К десяти часам вечера Лили уже приняла душ и, лежа в постели, читала «Таунхаус», на обложке которого была их с Уиллом фотография. Редакторы выбрали снимок в детской, где она обнимает малыша. Лили сидит, скрестив ноги, на желтом ковре и выглядит счастливой и вполне естественной, словно каждый день купает сына в нарядах из кашемира и шелка, не снимая золота и бриллиантов.
«Все это — иллюзия», — подумала она, выключая свет и натягивая одеяло на голову.
Лили позволила себе соблазниться блеском и привлекательностью жизни высшего общества, и ее стремление подняться наверх повлияло на единственную вещь в жизни, которая имела значение, — на ее брак.
Лили поняла, что всеми своими поступками за последние полгода преследовала цель — унять уязвленное самолюбие.
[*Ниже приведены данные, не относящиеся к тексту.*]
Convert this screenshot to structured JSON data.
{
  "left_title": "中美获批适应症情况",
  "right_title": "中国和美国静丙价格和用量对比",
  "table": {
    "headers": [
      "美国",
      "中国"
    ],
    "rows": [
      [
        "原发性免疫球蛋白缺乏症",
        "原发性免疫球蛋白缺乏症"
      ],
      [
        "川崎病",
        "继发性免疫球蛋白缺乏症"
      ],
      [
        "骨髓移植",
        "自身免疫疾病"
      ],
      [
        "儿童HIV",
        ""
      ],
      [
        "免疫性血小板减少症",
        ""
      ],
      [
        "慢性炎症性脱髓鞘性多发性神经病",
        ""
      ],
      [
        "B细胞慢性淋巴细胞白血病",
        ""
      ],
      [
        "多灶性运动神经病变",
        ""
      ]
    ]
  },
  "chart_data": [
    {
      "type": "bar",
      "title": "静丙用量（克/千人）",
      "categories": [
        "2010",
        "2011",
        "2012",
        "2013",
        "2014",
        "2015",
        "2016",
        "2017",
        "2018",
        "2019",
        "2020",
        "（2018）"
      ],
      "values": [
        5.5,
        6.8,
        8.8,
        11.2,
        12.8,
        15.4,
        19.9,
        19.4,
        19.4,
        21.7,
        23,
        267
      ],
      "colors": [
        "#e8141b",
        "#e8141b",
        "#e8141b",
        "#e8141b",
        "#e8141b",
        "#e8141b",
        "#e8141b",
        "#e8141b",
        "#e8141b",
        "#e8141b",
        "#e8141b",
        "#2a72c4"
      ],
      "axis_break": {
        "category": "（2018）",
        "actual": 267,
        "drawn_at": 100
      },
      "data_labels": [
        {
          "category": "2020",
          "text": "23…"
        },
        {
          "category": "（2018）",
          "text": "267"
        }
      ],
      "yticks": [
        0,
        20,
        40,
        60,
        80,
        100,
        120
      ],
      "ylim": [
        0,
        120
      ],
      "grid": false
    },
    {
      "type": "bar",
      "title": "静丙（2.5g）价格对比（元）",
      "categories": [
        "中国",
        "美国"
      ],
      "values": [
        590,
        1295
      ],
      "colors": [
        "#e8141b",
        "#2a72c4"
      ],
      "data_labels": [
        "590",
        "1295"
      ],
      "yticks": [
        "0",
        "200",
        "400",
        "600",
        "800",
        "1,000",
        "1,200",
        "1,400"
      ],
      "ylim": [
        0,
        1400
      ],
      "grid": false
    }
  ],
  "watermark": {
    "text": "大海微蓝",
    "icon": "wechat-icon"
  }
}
Будь она больше уверена в себе, ее не волновало бы, что Морган, Ди или даже Джозефин думают о ней. Ее жизнь была не так уж плоха, но ей хотелось большего: немного известности и внимания окружающих, чтобы поверить в себя. Лили решила на следующее утро рассказать Роберту всю правду о Кристиане. Она скажет, что готова наладить отношения со свекровью и что он был прав по поводу статьи в «Таунхаус» — ей тогда не следовало соглашаться.
Вот только к тому моменту как Лили проснулась, Роберта уже не было. Он оставил записку, что еще не успел закончить проект, над которым работал все это время, и весь день будет на совещаниях. Возможно, ему даже придется вечером улететь в Чикаго, но он обязательно вернется в Нью-Йорк до благотворительного бала в пятницу.
«Я не пропущу такое важное для тебя событие, — писал он. — Я тебя люблю».
Лили взяла записку, которую он оставил у нее на прикроватной тумбочке поверх журнала «Таунхаус», и отправилась на кухню варить кофе. Хорошая новость заключалась в том, что Роберт, судя по всему, больше не сердится из-за ее ссоры с Джозефин в «Ла Гулю», а плохая — что до благотворительного бала у нее не будет возможности рассказать ему о Кристиане и остальных проблемах.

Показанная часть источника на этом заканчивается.